Es wurde eine Bauchspiegelung durchgeführt, um die Schmerzen abzuklären. Dabei wurde eine großflächige Entzündung im Bauchraum festgestellt, die sofort in einer großen Bauch-OP behandelt werden musste. Es wurden der Blinddarm und ein Teil des Dickdarms entfernt, da eine sackartige Ausstülpung der Darmwand (Divertikel) sich schwer entzündet hatte und in den Bauchraum durchgebrochen war, sodass es schon zu einer Bauchfellentzündung (Peritonitis) gekommen war. Diese schwere Infektion hatte eine Sepsis verursacht. Bei dieser Operation wurde erstmals auch eine schwere Endometriose festgestellt, die vermutlich die jahrelangen Schmerzen verursacht hatte.

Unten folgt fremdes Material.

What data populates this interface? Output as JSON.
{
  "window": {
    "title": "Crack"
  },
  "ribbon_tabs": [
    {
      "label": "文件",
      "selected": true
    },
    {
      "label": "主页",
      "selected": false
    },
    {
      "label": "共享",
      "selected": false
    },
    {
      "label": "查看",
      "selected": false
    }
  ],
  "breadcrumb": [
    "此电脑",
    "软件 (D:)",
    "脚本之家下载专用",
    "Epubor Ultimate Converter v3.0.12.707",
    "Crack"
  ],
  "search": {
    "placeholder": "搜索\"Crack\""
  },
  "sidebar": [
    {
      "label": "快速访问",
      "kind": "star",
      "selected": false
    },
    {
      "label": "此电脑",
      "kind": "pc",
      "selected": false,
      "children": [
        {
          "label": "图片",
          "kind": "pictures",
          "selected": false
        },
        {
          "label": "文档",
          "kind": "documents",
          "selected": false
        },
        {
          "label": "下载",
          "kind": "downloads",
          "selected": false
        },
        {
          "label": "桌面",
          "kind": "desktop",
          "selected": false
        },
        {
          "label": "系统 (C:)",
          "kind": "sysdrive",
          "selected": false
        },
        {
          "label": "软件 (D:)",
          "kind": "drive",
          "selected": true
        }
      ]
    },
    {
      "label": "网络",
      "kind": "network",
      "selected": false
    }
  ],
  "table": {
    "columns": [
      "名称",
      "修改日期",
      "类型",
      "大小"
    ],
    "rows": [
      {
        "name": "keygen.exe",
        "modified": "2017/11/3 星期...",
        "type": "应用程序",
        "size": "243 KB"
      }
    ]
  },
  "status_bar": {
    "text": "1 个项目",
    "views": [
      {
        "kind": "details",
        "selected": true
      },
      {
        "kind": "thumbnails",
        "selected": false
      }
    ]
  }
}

Seit diesem Ereignis ist mein Leben nicht mehr mein Leben, wie ich es gewohnt war zu führen. Alles ist anders; nichts funktioniert mehr wie vorher. Kein Familienleben, keine Arbeit, keine Freizeitgestaltung, keine Hobbys, kein Zusammensein mit Freunden – alles änderte sich.

In den folgenden Monaten kämpfte ich mich ins Leben zurück. Es folgten noch mehrere Operationen.

Neben dem Fehlen der körperlichen Kraft machen mir kognitive Probleme zu schaffen. Ich kann nicht mehr wie gewohnt Sachverhalte analysieren, bewerten und lösungsorientiert umsetzen. Eine absolute Einschränkung für mich. Trotzdem habe ich im September 2017 wieder begonnen zu arbeiten. Allerdings hielt ich das nur rund ein halbes Jahr durch. Es folgten weitere OPs und Behandlungen.

Neben den körperlichen und kognitiven Einschränkungen kämpfe ich seither auch mit der Krankenkasse.

Nach einer OP im Uniklinikum Jena kündigte mir die Krankenkasse das Mitgliedschaftsverhältnis, weil ich mich angeblich einen Tag zu spät beim Hausarzt vorgestellt hätte. Eine beantragte Reha-Maßnahme lehnt die Krankenkasse ebenfalls ab. Es sind also mehrere Fronten, an denen ich dauernd arbeiten und kämpfen muss.

Ich habe nie aufgegeben, auch wenn es Phasen gab, in denen es verdächtig einfach gewesen wäre. Ich habe häufig gehadert. Ich habe aber auch immer diese Stimme in mir, die sagte: „Und jetzt erst recht!“.
Inzwischen bin ich zu Hause. Es hat lange gebraucht, bis ich auch gedanklich wieder zuhause angekommen war. So vieles hatte sich verändert. Aber ich bin wieder da. Und das zählt.

In den ganzen Monaten konnte ich jederzeit auf meine Familie zählen. Sie war zu jedem Zeitpunkt für mich, aber insbesondere für meinen Mann und unsere Kinder da. Ohne sie wäre Vieles nicht machbar gewesen. Dafür bin ich ihnen unendlich dankbar.

Mein Weg wird weiter zurück ins Leben gehen, das weiß ich. Jeden Tag ein bisschen mehr. Auch wenn es sich manchmal wie ein Rückschritt anfühlt, weil es Probleme mit den Amputationsstümpfen gibt oder Alltägliches noch schwerfällt. Viele meiner früheren Prioritäten haben sich verändert. Ich habe gelernt, vieles nicht mehr so wichtig zu nehmen. Ich werde mehr auf mich und meine Gesundheit achten. Denn die ist unbezahlbar.